Apollo will use WebKit

According to the Apollo FAQ will include Apple’s WebKit, the HTML renderer and JavaScript engine in Safari, Dashboard and other Mac OS X applications (as well as some new Nokia mobile phones, I belive).

This is good news for Apple, as WebKit will gain some ground in that area, but not very surprising when you think about it. To use the host OS native web browser engine is not an option since it unecessarily would make Apollo less platform independent; the Internet Explorer engine is also out of the question since it isn’t supported on any other platforms. Then there are Gecko, Opera or developing a new one. The latter is too much work, and not worth it. Opera would probably work, but they are quite marginalized as it is and Opera is currently focused on the mobile market. Then there is Gecko, but there is a reason why Apple chose to go with KHTML and not Gecko a couple of years back: Gecko is huge, a beast. WebKit, née KHTML, is leaner and has already shown that it can be ported to mobile devices. The FAQ actually states that WebKit was chosen because it had a “Minimum effect on Apollo runtime size” and “Proven ability to run on mobile devices”, which Gecko doesn’t.

Oddly enough, this isn’t in line with Adobe’s recent decision to give away the ActionScript runtime to the Mozilla foundation. But on the other hand, that doesn’t really have anything to do with Apollo.

I’m really looking forward to see what Apollo will be able to do. In my mind it spans the web-desktop divide which is quite exciting.

The Photoshop CS3 Installer is an Ajax-application

I just installed the Photoshop CS3 Beta, and there was something with the installer that made me curios. I checked the application bundle and found a Nib called “DHTMLAlert.nib”, which was a window filled with a WebView.
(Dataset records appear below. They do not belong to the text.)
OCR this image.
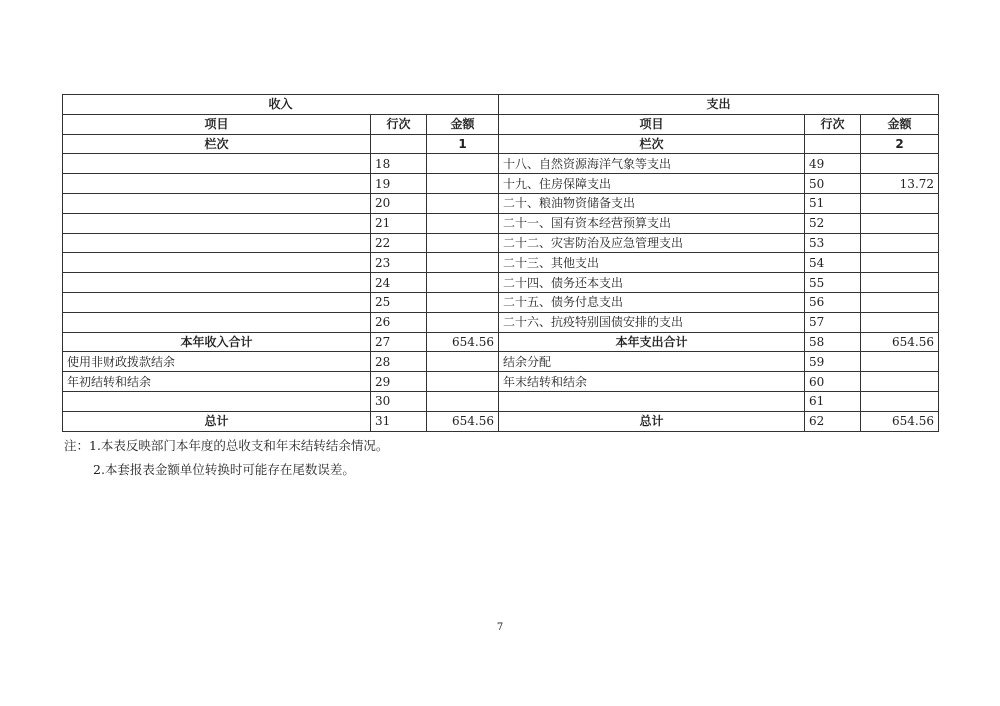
收入			支出		
项目	行次	金额	项目	行次	金额
栏次		1	栏次		2
	18		十八、自然资源海洋气象等支出	49	
	19		十九、住房保障支出	50	13.72
	20		二十、粮油物资储备支出	51	
	21		二十一、国有资本经营预算支出	52	
	22		二十二、灾害防治及应急管理支出	53	
	23		二十三、其他支出	54	
	24		二十四、债务还本支出	55	
	25		二十五、债务付息支出	56	
	26		二十六、抗疫特别国债安排的支出	57	
本年收入合计	27	654.56	本年支出合计	58	654.56
使用非财政拨款结余	28		结余分配	59	
年初结转和结余	29		年末结转和结余	60	
	30			61	
总计	31	654.56	总计	62	654.56
注：1.本表反映部门本年度的总收支和年末结转结余情况。
2.本套报表金额单位转换时可能存在尾数误差。
7
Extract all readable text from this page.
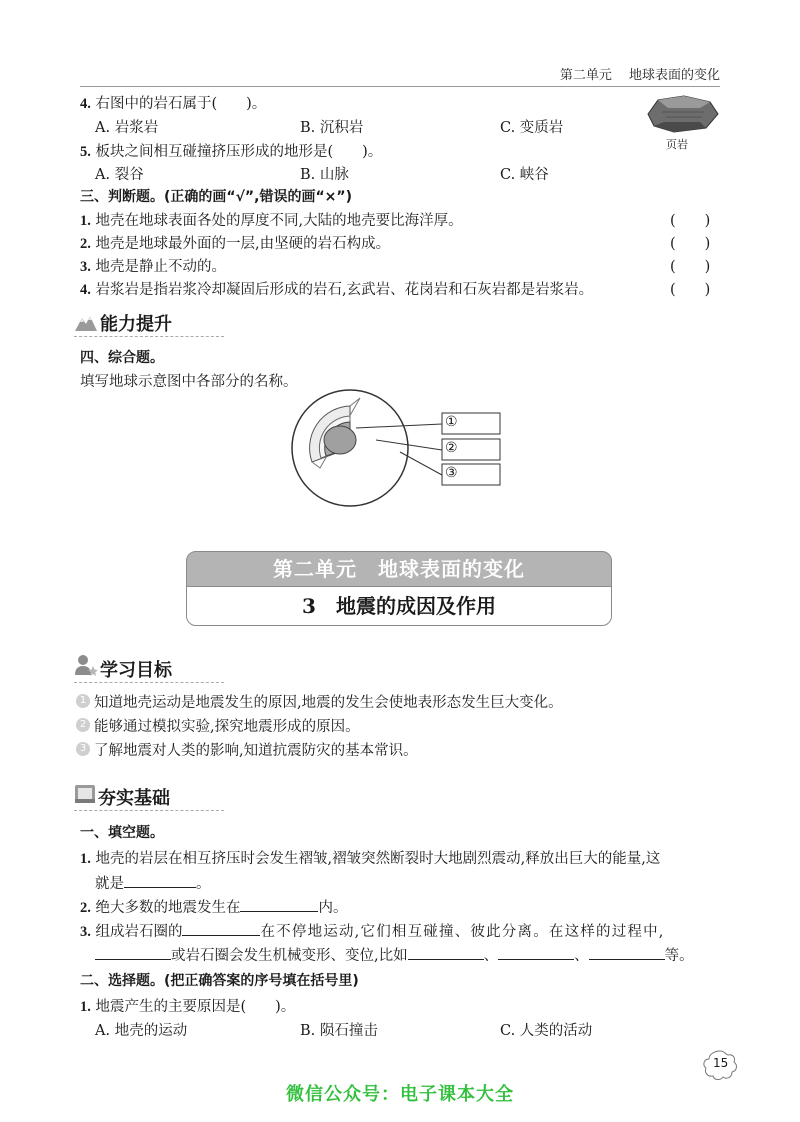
第二单元　 地球表面的变化
4. 右图中的岩石属于(　　)。
A. 岩浆岩	B. 沉积岩	C. 变质岩
5. 板块之间相互碰撞挤压形成的地形是(　　)。
A. 裂谷	B. 山脉	C. 峡谷
页岩
三、判断题。(正确的画“√”,错误的画“×”)
1. 地壳在地球表面各处的厚度不同,大陆的地壳要比海洋厚。	(　　)
2. 地壳是地球最外面的一层,由坚硬的岩石构成。	(　　)
3. 地壳是静止不动的。	(　　)
4. 岩浆岩是指岩浆冷却凝固后形成的岩石,玄武岩、花岗岩和石灰岩都是岩浆岩。	(　　)
能力提升
四、综合题。
填写地球示意图中各部分的名称。
①
②
③
第二单元　地球表面的变化
3　地震的成因及作用
学习目标
1 知道地壳运动是地震发生的原因,地震的发生会使地表形态发生巨大变化。
2 能够通过模拟实验,探究地震形成的原因。
3 了解地震对人类的影响,知道抗震防灾的基本常识。
夯实基础
一、填空题。
1. 地壳的岩层在相互挤压时会发生褶皱,褶皱突然断裂时大地剧烈震动,释放出巨大的能量,这
就是	。
2. 绝大多数的地震发生在	内。
3. 组成岩石圈的	在不停地运动,它们相互碰撞、彼此分离。在这样的过程中,
或岩石圈会发生机械变形、变位,比如	、	、	等。
二、选择题。(把正确答案的序号填在括号里)
1. 地震产生的主要原因是(　　)。
A. 地壳的运动	B. 陨石撞击	C. 人类的活动
15
微信公众号：电子课本大全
In further inspection the “resources” directory which is on the install disk contains the interface, in HTML and JavaScript files. In essence, the installer is an Ajax application, at least the user interface.

I guess this is more common on the Windows platform, so perhaps I shouldn’t be surprised. On the Mac, however, we don’t see this very often, and I hope it will stay that way. Web applications are ten years after their desktop counterparts when it comes to user interfaces, so doing what Adobe is doing isn’t a step forward, in my opinion. I don’t want every application to have it’s custom GUI style, and I don’t want hover effects on every control, it’s not in the intrest of good user interface design.

But that wasn’t really why I wrote this, the real reason is that I’m curious if this is an example of what Adobe’s soon-to-be-released Apollo can do? It looks and feels kind of sleek, so I’m impressed. For some applications I can see why using this kind of technology would be better than trying to do the same thing in .Net or Cocoa.

Photoshop CS3 Beta installer window
It’s actually a web application

Oh, the irony

The “four kinds of freedom”, as defined by the Free Software Foundation, tells us that users of free software have “the freedom to run the program, for any purpose (freedom 0)”. What an irony it is then, that most open source/free software applications I have installed on my Mac include a licence agreement step, like in these pictures:

install1.png

install2.png

The user cannot install the software without agreeing to the GPL, which I must say is a clear violation of “freedom to run the program, for any purpose”. And this is regardless of that the GPL, to the best of my knowledge, does not impose any restrictions on the user of a GPL’ed application*, so there isn’t really anything to accept.


Edit: The GPL FAQ actually mentions this.

* As far as I understand it (I really need to say that so that Stallman doesn’t put a fatwa on me), the GPL is concerned with distribution of software, not, for example, usage.